The employer would be required to treat any non-industrial conditions if the treatment was necessary to treat the industrially-related COVID-19. Furthermore, if an employee's industrially-related COVID-19 permanently aggravated a nonindustrial condition, the employer would be fully liable for the treatment without apportionment.[11]

However, the majority of people who contract COVID-19 only experience minor symptoms and fully recover. If the industrial injury or condition causes only a temporary exacerbation of a nonindustrial condition, and the employee fully recovers from the effects of the industrial, the employer is not liable for ongoing care of the nonindustrial condition.[12]

For example, in Reff v. Workers' Comp. Appeals Bd.,[13] the appeals board held that a nurse who contracted occupational pneumonia was not entitled to lifetime medical treatment for her pre-existing and dormant common variable immune deficiency (CVID) when it was only temporarily lit up by the occupational disease. The board explained that "if it is established that the medical treatment or medication in question is required separate and apart, or independent of, an industrial injury or condition, then the employer may avoid liability."[14] The board found the medical evidence established the industrial pneumonia temporary aggravated or lit up the non-industrial CVID condition for about two months.

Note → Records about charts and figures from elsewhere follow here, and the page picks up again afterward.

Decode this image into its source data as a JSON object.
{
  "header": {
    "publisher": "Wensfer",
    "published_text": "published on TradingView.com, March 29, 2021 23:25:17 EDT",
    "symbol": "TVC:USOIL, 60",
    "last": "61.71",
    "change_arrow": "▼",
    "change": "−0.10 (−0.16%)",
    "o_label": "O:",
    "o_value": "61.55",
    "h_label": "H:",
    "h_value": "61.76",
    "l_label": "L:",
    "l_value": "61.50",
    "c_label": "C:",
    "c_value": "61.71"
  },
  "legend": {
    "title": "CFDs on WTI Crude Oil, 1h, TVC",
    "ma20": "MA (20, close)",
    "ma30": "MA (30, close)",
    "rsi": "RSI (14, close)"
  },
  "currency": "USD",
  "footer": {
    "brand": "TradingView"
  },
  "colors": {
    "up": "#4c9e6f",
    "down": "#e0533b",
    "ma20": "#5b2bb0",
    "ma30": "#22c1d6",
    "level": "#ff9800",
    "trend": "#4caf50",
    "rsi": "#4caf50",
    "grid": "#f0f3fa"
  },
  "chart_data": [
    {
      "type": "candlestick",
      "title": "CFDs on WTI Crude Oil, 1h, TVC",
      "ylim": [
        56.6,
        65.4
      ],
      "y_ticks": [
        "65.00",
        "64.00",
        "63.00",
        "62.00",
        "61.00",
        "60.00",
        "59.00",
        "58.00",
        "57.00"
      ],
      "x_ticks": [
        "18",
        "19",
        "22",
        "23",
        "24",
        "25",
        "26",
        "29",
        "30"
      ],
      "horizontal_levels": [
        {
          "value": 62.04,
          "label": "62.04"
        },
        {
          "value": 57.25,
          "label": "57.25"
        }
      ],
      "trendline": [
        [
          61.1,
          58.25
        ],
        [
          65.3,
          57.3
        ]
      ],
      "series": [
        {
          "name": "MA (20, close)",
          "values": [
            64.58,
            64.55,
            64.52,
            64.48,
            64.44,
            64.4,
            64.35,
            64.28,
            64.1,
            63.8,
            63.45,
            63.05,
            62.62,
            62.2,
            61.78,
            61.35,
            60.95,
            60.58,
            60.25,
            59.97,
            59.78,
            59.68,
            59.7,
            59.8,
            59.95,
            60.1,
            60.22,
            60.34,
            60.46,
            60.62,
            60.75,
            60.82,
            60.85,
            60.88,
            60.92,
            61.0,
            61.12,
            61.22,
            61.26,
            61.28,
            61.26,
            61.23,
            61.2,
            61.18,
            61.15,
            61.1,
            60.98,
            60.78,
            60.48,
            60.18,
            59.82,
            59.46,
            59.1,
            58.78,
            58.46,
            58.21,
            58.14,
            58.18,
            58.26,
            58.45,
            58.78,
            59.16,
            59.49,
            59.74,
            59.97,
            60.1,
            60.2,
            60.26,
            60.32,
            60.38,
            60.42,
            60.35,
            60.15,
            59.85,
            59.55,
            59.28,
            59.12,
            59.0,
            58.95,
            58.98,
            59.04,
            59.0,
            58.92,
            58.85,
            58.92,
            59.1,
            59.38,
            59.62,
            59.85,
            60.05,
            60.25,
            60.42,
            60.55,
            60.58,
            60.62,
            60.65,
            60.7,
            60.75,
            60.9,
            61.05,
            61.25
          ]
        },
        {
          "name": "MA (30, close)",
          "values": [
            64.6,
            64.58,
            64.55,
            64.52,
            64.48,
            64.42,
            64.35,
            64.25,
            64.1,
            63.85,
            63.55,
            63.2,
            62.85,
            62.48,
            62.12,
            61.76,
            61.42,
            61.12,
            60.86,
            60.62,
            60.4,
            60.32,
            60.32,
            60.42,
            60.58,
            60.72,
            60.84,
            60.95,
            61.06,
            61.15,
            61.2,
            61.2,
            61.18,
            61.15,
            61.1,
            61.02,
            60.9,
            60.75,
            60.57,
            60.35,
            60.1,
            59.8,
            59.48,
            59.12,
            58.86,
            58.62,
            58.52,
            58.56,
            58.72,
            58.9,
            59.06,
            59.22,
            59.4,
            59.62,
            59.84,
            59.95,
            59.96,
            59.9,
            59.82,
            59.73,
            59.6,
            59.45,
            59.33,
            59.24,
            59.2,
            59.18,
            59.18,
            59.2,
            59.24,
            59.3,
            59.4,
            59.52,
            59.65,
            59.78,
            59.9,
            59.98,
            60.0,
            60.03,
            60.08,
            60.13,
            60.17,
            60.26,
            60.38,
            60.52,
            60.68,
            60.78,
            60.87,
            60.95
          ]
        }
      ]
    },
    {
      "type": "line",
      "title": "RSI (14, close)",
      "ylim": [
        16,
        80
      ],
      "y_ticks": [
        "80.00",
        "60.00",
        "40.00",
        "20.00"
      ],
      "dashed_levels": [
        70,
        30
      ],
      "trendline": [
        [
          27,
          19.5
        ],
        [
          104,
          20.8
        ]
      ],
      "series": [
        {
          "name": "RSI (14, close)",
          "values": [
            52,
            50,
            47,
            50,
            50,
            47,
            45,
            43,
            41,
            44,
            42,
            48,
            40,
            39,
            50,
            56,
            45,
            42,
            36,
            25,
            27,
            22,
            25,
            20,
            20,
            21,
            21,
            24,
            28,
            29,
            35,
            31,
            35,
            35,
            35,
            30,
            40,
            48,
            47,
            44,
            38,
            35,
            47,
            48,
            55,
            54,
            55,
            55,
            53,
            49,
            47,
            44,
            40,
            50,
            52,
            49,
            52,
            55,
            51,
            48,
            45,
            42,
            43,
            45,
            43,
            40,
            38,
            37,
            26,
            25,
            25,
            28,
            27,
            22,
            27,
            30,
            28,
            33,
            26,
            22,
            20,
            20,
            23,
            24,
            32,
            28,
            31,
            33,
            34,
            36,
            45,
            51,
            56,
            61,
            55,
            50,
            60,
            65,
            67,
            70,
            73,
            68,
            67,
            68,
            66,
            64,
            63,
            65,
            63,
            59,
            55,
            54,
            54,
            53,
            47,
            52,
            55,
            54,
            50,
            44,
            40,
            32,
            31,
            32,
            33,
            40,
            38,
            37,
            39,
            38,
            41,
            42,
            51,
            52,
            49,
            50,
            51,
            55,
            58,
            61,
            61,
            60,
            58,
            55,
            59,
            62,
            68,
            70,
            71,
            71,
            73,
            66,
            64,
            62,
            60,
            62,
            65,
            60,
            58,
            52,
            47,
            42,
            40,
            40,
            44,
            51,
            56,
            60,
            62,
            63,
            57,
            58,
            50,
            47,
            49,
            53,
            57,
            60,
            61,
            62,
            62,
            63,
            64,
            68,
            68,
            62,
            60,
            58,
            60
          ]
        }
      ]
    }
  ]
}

Consequently, it concluded there was no legal basis for a permanent award of medical treatment for the CVID condition.[15]

Therefore, if an employee contracts COVID-19 on an industrial basis and it temporarily exacerbates a non-industrial condition, the employer would be required to provide treatment during the temporary exacerbation. However, if the employee fully recovers from COVID-19 without any permanent aggravation of the non-industrial condition, the employer's liability for treatment of the non-industrial condition ceases. Ultimately, whether the COVID-19 temporarily exacerbates or permanently aggravates a non-industrial condition will be a medical issue.

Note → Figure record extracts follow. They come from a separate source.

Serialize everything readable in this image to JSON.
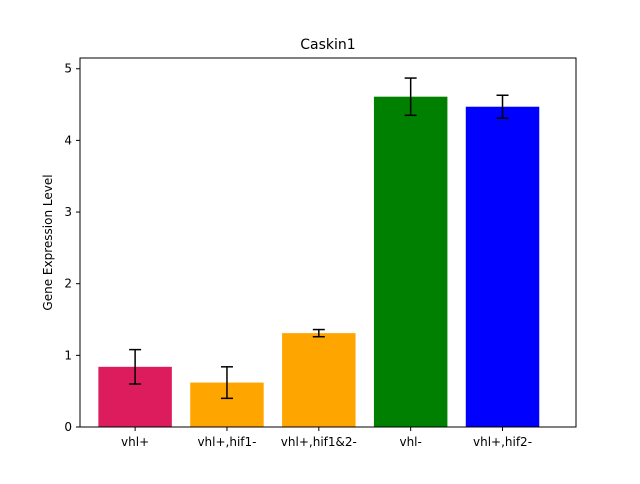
{
  "chart_data": {
    "type": "bar",
    "title": "Caskin1",
    "xlabel": "",
    "ylabel": "Gene Expression Level",
    "categories": [
      "vhl+",
      "vhl+,hif1-",
      "vhl+,hif1&2-",
      "vhl-",
      "vhl+,hif2-"
    ],
    "values": [
      0.84,
      0.62,
      1.31,
      4.61,
      4.47
    ],
    "errors": [
      0.24,
      0.22,
      0.05,
      0.26,
      0.16
    ],
    "colors": [
      "#dc1c5c",
      "#ffa500",
      "#ffa500",
      "#008000",
      "#0000ff"
    ],
    "ylim": [
      0,
      5.15
    ],
    "yticks": [
      0,
      1,
      2,
      3,
      4,
      5
    ],
    "grid": false,
    "legend": "none"
  }
}
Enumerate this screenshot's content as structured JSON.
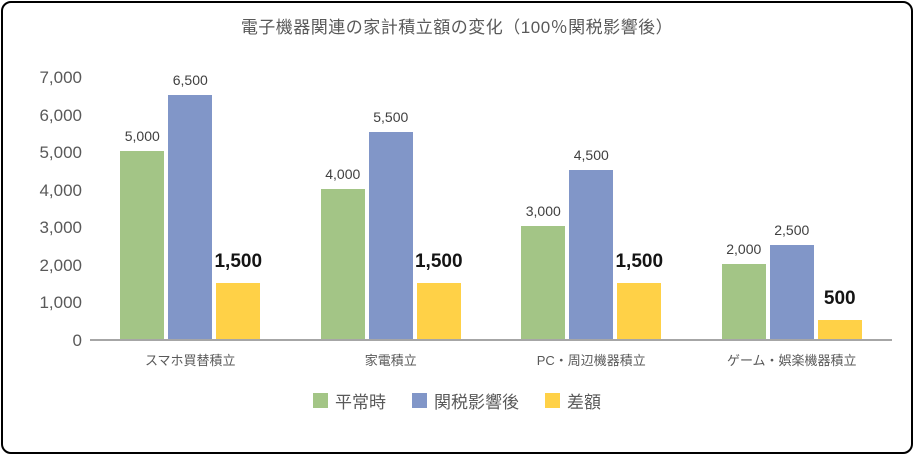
{
  "chart_data": {
    "type": "bar",
    "title": "電子機器関連の家計積立額の変化（100％関税影響後）",
    "xlabel": "",
    "ylabel": "",
    "categories": [
      "スマホ買替積立",
      "家電積立",
      "PC・周辺機器積立",
      "ゲーム・娯楽機器積立"
    ],
    "series": [
      {
        "name": "平常時",
        "color": "#A3C586",
        "values": [
          5000,
          4000,
          3000,
          2000
        ],
        "labels": [
          "5,000",
          "4,000",
          "3,000",
          "2,000"
        ],
        "label_style": "normal"
      },
      {
        "name": "関税影響後",
        "color": "#8196C8",
        "values": [
          6500,
          5500,
          4500,
          2500
        ],
        "labels": [
          "6,500",
          "5,500",
          "4,500",
          "2,500"
        ],
        "label_style": "normal"
      },
      {
        "name": "差額",
        "color": "#FFD147",
        "values": [
          1500,
          1500,
          1500,
          500
        ],
        "labels": [
          "1,500",
          "1,500",
          "1,500",
          "500"
        ],
        "label_style": "bold"
      }
    ],
    "y_axis": {
      "min": 0,
      "max": 7000,
      "step": 1000,
      "tick_labels": [
        "0",
        "1,000",
        "2,000",
        "3,000",
        "4,000",
        "5,000",
        "6,000",
        "7,000"
      ]
    },
    "ylim": [
      0,
      7000
    ],
    "grid": false,
    "legend_position": "bottom",
    "axis_line_color": "#A6A6A6",
    "text_color": "#595959"
  }
}
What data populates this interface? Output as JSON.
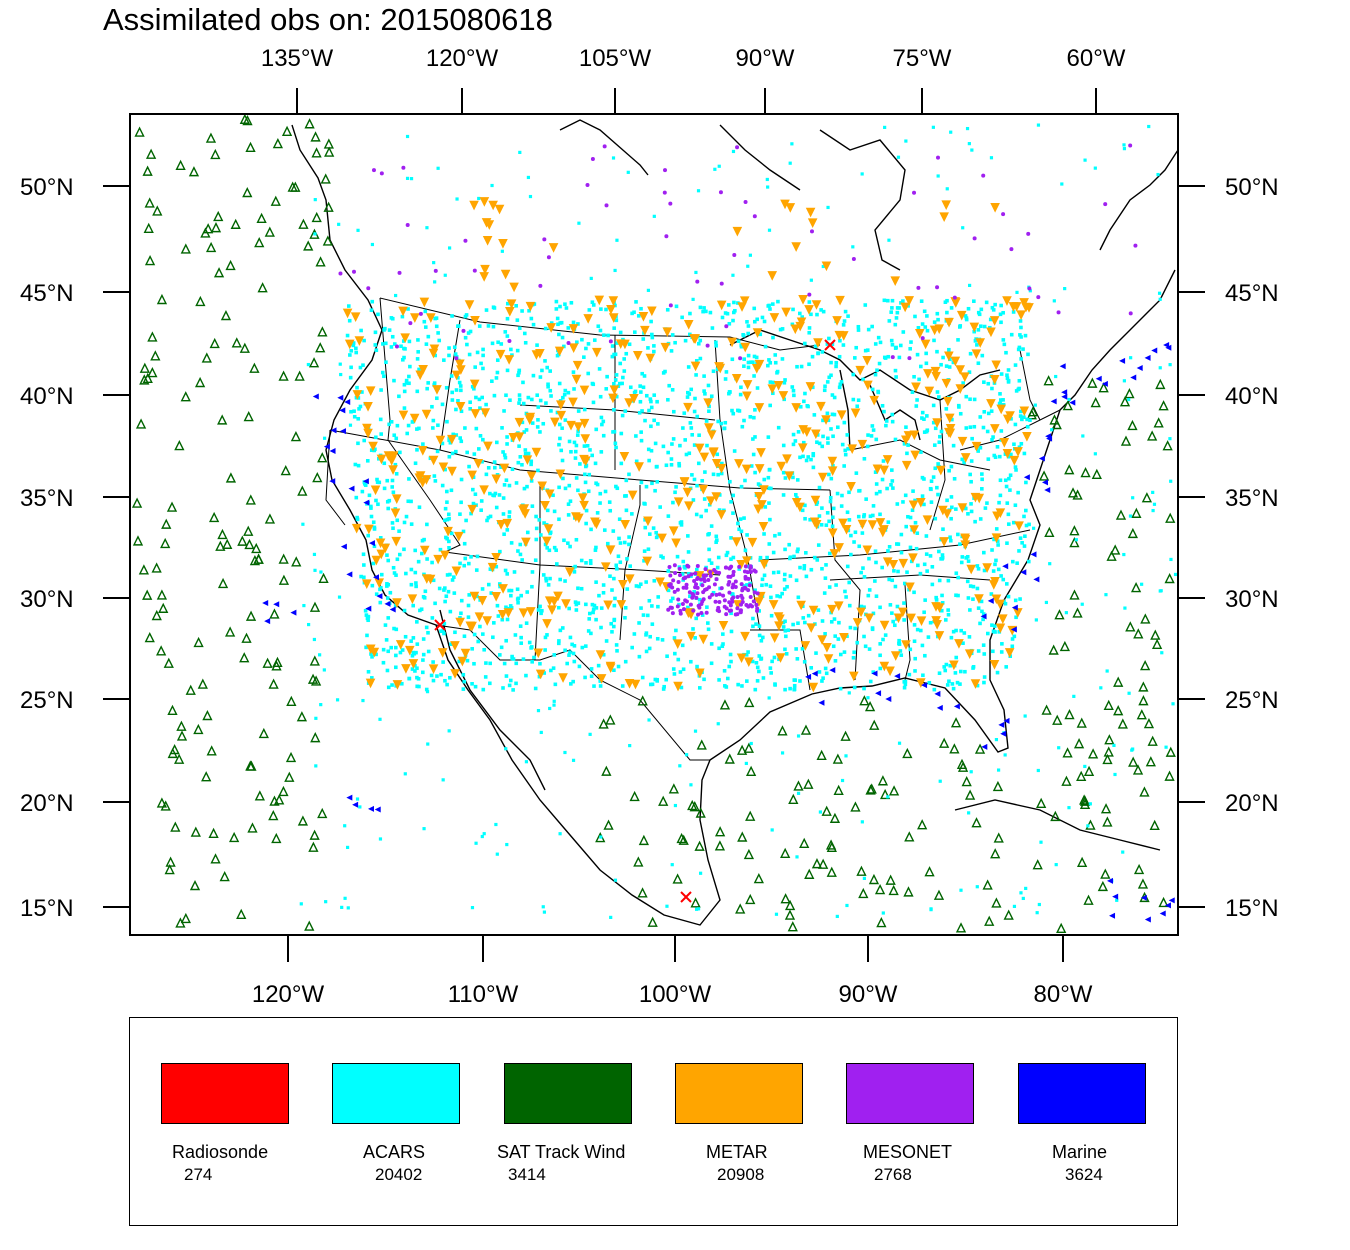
{
  "title": "Assimilated obs on: 2015080618",
  "top_axis_labels": [
    "135°W",
    "120°W",
    "105°W",
    "90°W",
    "75°W",
    "60°W"
  ],
  "bottom_axis_labels": [
    "120°W",
    "110°W",
    "100°W",
    "90°W",
    "80°W"
  ],
  "lat_labels": [
    "50°N",
    "45°N",
    "40°N",
    "35°N",
    "30°N",
    "25°N",
    "20°N",
    "15°N"
  ],
  "legend": [
    {
      "label": "Radiosonde",
      "count": "274",
      "color": "#ff0000"
    },
    {
      "label": "ACARS",
      "count": "20402",
      "color": "#00ffff"
    },
    {
      "label": "SAT Track Wind",
      "count": "3414",
      "color": "#006400"
    },
    {
      "label": "METAR",
      "count": "20908",
      "color": "#ffa500"
    },
    {
      "label": "MESONET",
      "count": "2768",
      "color": "#a020f0"
    },
    {
      "label": "Marine",
      "count": "3624",
      "color": "#0000ff"
    }
  ]
}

  1. LaTourette v. Workers' Comp. Appeals Bd.(1998) 17 Cal.4th 644, 653.
  2. (1983) 33 Cal.3d 729.
  3. Maher v. Workers' Comp. Appeals Bd. (1983) 33 Cal.3d 729, 734.
  4. Maher v. Workers' Comp. Appeals Bd. (1983) 33 Cal.3d 729, 736.
  5. Maher v. Workers' Comp. Appeals Bd. (1983) 33 Cal.3d 729, 737-738.
  6. (2015) 61 Cal.4th 291.
  7. South Coast Framing, Inc. v. Workers' Comp. Appeals Bd. (Clark) (2015) 61 Cal.4th 291, 296.
  8. South Coast Framing, Inc. v. Workers' Comp. Appeals Bd. (Clark) (2015) 61 Cal.4th 291, 300.
  9. Braewood Convalescent Hospital v. Workers' Comp. Appeals Bd. (Bolton) (1983) 34 Cal.3d 159.
  10. Granado v. Workmen's Comp. App. Bd. (1968) 69 Cal.2d 399, 404.
  11. Granado v. Workmen's Comp. App. Bd. (1968) 69 Cal.2d 399, 405-406.
  12. See De La Tova v. Industrial Acci. Com. (1955) 137 Cal.App.2d 516.
  13. (2011) 76 Cal.Comp.Cases 1233 (writ denied).
  14. Reff v. Workers' Comp. Appeals Bd. (2011) 76 Cal.Comp.Cases 1233, 1236 (writ denied).
  15. Reff v. Workers' Comp. Appeals Bd. (2011) 76 Cal.Comp.Cases 1233, 1236 (writ denied).